It doesn’t mean you have a bad baby if yours doesn’t sleep through the night early on any less than it means you have a good baby if he or she is an easy sleeper.
I know I confused the cashier that day by telling her that my baby doesn’t sleep well at all, BUT she is definitely a “good” baby. The puzzled look on her face cued me into the fact that she already associated “good” babies to be the good sleepers.
Trust me, I know the desperation that comes with sleep deprivation all too well. My son barely slept, like at all, until he was a year old. It was extremely tough, and those days still seem like a blurry fog when I look back. And for the first six months of her life, until shortly after this encounter, my daughter/second born didn’t nap for longer than 15 minutes at a time. It was barely long enough for a bathroom break and a quick caffeine guzzle. She just turned one though and thankfully she is now an expert napper, giving me time to eat AND shower. She can put herself to sleep like a champ, but she is definitely not sleeping through the night. And that’s okay. It really is. Because while the days are long, and sometimes they are reeealllly long, the years are short. My firstborn now sleeps through the night, and soon enough I’ll be looking back on these days of limited sleep, missing those baby cuddles and middle of the night feeds.

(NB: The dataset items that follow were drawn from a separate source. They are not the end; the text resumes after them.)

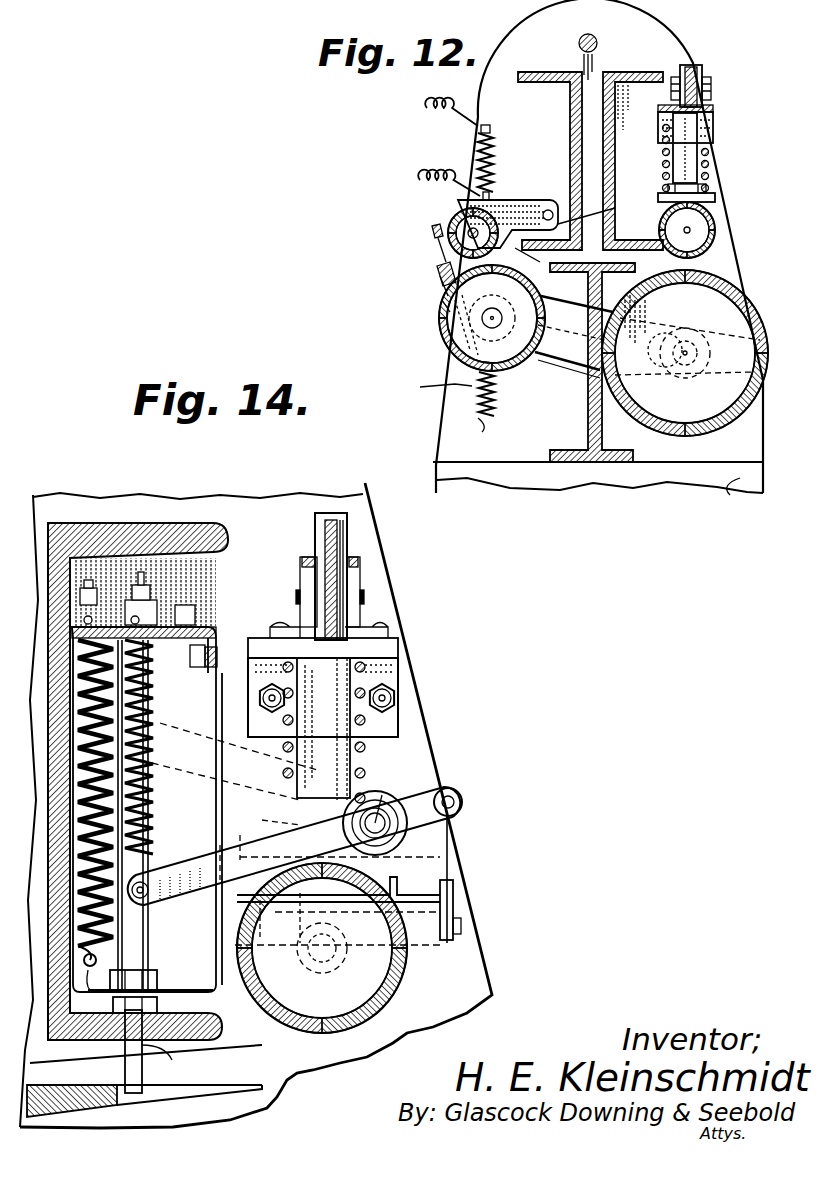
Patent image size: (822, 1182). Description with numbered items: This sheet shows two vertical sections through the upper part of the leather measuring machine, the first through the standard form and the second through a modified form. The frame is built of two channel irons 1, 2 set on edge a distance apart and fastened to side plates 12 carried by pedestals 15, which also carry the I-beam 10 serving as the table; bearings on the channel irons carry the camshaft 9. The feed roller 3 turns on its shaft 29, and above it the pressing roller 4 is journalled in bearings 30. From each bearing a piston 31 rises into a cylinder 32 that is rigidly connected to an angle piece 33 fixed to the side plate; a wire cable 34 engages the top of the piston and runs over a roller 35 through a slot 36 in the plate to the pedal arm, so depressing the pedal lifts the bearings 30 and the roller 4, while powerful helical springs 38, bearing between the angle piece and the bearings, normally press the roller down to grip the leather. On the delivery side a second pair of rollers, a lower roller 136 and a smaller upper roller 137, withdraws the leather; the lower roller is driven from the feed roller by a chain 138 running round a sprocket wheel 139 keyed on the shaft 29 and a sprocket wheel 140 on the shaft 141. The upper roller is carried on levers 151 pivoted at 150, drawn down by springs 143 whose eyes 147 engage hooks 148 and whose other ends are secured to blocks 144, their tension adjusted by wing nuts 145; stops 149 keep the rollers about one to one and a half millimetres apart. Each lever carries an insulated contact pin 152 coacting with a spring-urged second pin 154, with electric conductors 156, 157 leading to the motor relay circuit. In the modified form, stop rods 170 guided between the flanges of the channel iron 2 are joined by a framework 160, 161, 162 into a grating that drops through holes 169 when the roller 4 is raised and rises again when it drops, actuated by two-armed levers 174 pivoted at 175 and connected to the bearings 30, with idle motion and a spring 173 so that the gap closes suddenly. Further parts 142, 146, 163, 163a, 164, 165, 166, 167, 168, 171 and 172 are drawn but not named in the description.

In FIG. 12, the channel iron 1 is at (568, 100).
In FIG. 12, the channel iron 2 is at (640, 72).
In FIG. 14, the channel iron 2 is at (130, 532).
In FIG. 12, the feed roller 3 is at (752, 284).
In FIG. 12, the pressing roller 4 is at (715, 230).
In FIG. 12, the camshaft 9 is at (600, 36).
In FIG. 12, the I-beam 10 is at (572, 272).
In FIG. 14, the I-beam 10 is at (68, 1097).
In FIG. 12, the side plate 12 is at (690, 60).
In FIG. 14, the side plate 12 is at (295, 510).
In FIG. 12, the pedestal 15 is at (736, 496).
In FIG. 12, the shaft of the feed roller 29 is at (745, 310).
In FIG. 14, the shaft of the feed roller 29 is at (300, 555).
In FIG. 12, the bearing 30 is at (715, 203).
In FIG. 14, the bearing 30 is at (357, 895).
In FIG. 12, the piston 31 is at (706, 190).
In FIG. 14, the piston 31 is at (360, 823).
In FIG. 12, the cylinder 32 is at (697, 162).
In FIG. 14, the cylinder 32 is at (340, 720).
In FIG. 12, the angle piece 33 is at (713, 136).
In FIG. 14, the angle piece 33 is at (398, 682).
In FIG. 12, the wire cable 34 is at (713, 110).
In FIG. 14, the wire cable 34 is at (360, 612).
In FIG. 12, the roller 35 is at (702, 76).
In FIG. 14, the roller 35 is at (337, 540).
In FIG. 12, the slot 36 is at (702, 66).
In FIG. 14, the slot 36 is at (347, 518).
In FIG. 12, the helical spring 38 is at (710, 148).
In FIG. 14, the helical spring 38 is at (366, 770).
In FIG. 12, the lower delivery roller 136 is at (452, 338).
In FIG. 12, the upper delivery roller 137 is at (445, 215).
In FIG. 12, the chain 138 is at (556, 362).
In FIG. 12, the sprocket wheel 139 is at (740, 372).
In FIG. 12, the sprocket wheel 140 is at (492, 318).
In FIG. 12, the shaft of the lower delivery roller 141 is at (560, 337).
In FIG. 12, the arm 142 is at (520, 256).
In FIG. 12, the spring 143 is at (428, 396).
In FIG. 12, the block 144 is at (467, 430).
In FIG. 12, the wing nut 145 is at (494, 414).
In FIG. 12, the pawl 146 is at (442, 302).
In FIG. 12, the eye 147 is at (430, 236).
In FIG. 12, the hook 148 is at (438, 270).
In FIG. 12, the stop 149 is at (440, 284).
In FIG. 12, the pivot 150 is at (551, 207).
In FIG. 12, the lever 151 is at (622, 207).
In FIG. 12, the contact pin 152 is at (489, 196).
In FIG. 12, the contact pin 154 is at (494, 170).
In FIG. 12, the electric conductor 156 is at (444, 121).
In FIG. 12, the electric conductor 157 is at (429, 188).
In FIG. 14, the framework 160 is at (216, 630).
In FIG. 14, the framework 161 is at (210, 672).
In FIG. 14, the framework 162 is at (200, 968).
In FIG. 14, the spring 163 is at (150, 800).
In FIG. 14, the spring end 163a is at (93, 989).
In FIG. 14, the nut 164 is at (160, 615).
In FIG. 14, the spring 165 is at (155, 717).
In FIG. 14, the nut 166 is at (150, 600).
In FIG. 14, the nut 167 is at (140, 980).
In FIG. 14, the frame 168 is at (90, 520).
In FIG. 14, the hole 169 is at (179, 1057).
In FIG. 14, the stop rod 170 is at (136, 1068).
In FIG. 14, the wedge 171 is at (218, 1085).
In FIG. 14, the lever 172 is at (150, 850).
In FIG. 14, the spring 173 is at (153, 815).
In FIG. 14, the two-armed lever 174 is at (229, 852).
In FIG. 14, the pivot 175 is at (440, 800).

So for now, let’s stop asking if the baby is a good baby. Let’s change it up a bit. Ask the new mom (or dad) how she’s doing. She’ll probably be tired. And if her baby doesn’t sleep, she’ll be downright exhausted. Let her know that this too shall pass. Don’t let her believe, even for one second, that her sleepless baby is not a good baby. And definitely do not let her feel as though she’s one of the unlucky ones just because her little one doesn’t sleep, or seems extra clingy, or wants to constantly fed. Remind her this is all normal and tell her that she doing an amazing job. Because there are no bad babies. Only a huge variation of little blessings.